Each haem group contains an iron ion, Fe2+. One oxygen molecule 02 can bond with each iron ion. So a complete haemoglobin molecule, with four haem groups, can carry four oxygen molecules at a time.

It is the haem group which is responsible for the colour of haemoglobin. This colour changes depending on whether or not the iron ions are combined with oxygen. If they are, the molecule is known as oxyhaemoglobin, and is bright red. If not the colour is purplish.

Collagen

Collagen is a fibrous protein that is found in skin, tendons, cartilage, bones, teeth and the walls of blood vessels. It is an important structural protein, not only in humans, but in almost all animals, and is found in structures ranging from the body wall of sea anemones to the egg cases of dogfish.

A collagen molecule consists of three polypeptide chains, each in the shape of a helix. (This is not an α helix as it is not tightly xound.) the three helical polypeptides then wind around each other to form a three stranded rope. Almost every third amino acid in each polypeptide chain is glycine. Its small size allows the three strands to lie close together and so form a tight coil.
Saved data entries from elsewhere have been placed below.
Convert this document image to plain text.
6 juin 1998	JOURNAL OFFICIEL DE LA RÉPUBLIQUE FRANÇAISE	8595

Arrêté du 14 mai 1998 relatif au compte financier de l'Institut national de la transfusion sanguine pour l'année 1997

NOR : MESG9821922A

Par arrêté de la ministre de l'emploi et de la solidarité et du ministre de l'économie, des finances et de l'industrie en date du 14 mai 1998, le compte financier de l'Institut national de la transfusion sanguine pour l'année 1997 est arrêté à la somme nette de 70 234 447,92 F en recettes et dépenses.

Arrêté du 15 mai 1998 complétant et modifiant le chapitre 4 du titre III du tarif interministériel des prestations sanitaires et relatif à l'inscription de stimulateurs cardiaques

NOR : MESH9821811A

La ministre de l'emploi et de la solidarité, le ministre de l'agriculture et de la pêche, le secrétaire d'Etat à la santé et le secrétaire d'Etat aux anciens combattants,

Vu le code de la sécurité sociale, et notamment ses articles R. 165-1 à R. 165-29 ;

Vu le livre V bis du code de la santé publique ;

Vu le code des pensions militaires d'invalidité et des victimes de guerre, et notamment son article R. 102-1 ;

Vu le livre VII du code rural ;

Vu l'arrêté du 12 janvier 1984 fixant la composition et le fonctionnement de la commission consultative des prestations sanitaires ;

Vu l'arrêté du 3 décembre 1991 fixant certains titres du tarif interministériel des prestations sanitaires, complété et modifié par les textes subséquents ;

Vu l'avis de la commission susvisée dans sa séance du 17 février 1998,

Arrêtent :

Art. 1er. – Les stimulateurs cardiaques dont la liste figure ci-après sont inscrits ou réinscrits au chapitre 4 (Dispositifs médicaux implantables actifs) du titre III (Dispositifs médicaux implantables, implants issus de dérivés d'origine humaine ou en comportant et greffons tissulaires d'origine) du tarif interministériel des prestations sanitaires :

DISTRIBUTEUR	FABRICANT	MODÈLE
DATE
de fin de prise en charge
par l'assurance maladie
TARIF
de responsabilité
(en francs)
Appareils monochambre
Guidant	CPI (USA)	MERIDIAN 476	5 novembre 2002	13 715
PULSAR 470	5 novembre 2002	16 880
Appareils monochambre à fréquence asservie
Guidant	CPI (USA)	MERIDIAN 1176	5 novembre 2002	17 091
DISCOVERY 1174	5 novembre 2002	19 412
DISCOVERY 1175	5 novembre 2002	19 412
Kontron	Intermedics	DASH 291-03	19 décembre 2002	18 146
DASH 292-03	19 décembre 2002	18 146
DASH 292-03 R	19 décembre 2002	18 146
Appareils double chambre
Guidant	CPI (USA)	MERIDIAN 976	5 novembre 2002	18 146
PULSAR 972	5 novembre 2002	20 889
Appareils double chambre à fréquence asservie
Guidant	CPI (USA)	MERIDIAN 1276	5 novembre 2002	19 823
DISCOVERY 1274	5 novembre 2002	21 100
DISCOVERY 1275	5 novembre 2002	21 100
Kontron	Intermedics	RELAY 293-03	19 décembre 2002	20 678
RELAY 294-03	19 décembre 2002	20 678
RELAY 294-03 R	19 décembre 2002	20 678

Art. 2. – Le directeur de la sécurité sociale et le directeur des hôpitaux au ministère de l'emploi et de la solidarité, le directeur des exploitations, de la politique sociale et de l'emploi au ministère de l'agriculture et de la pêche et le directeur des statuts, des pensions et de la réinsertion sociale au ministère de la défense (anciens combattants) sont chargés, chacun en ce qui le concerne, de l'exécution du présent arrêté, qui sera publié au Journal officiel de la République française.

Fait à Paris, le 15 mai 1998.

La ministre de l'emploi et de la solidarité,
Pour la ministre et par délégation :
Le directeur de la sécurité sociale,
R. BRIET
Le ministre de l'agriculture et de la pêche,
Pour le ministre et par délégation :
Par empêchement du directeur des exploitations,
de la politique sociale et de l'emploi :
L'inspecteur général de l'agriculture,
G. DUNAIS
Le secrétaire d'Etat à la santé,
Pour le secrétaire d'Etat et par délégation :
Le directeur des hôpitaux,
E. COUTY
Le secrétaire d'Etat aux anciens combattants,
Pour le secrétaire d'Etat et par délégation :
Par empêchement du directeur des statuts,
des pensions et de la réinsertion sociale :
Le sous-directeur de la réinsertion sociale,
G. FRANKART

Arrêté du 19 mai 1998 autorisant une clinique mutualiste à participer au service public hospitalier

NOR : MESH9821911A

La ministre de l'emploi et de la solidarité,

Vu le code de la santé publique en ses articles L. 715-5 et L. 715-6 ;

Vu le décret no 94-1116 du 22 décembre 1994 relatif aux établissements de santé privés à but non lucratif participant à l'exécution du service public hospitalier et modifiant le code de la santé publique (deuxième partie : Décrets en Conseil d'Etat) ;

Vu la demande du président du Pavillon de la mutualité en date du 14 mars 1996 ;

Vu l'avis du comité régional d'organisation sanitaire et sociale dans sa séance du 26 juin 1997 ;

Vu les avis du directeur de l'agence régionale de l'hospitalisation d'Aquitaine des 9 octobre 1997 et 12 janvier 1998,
Any other amino acid would be too large. The three strands are held together by hydrogen bonds.

Each complete, three-stranded molecule of collagen interacts with other collagen molecules running parallel to it. Bonds from between the R groups of lysines in molecules lying next to each other. These cross-links hold many collagen molecules side by side, forming fibres. The ends of the parallel molecules are staggered; if they were not, there would be a weak spot running right across the collagen fibre. As it is, collagen has tremendous tensile strength, that is it can withstand large pulling forces. The human Achilles tendon, which is almost all collagen fibres can withstand a huge pulling force, almost one quarter the tensile strength of steel.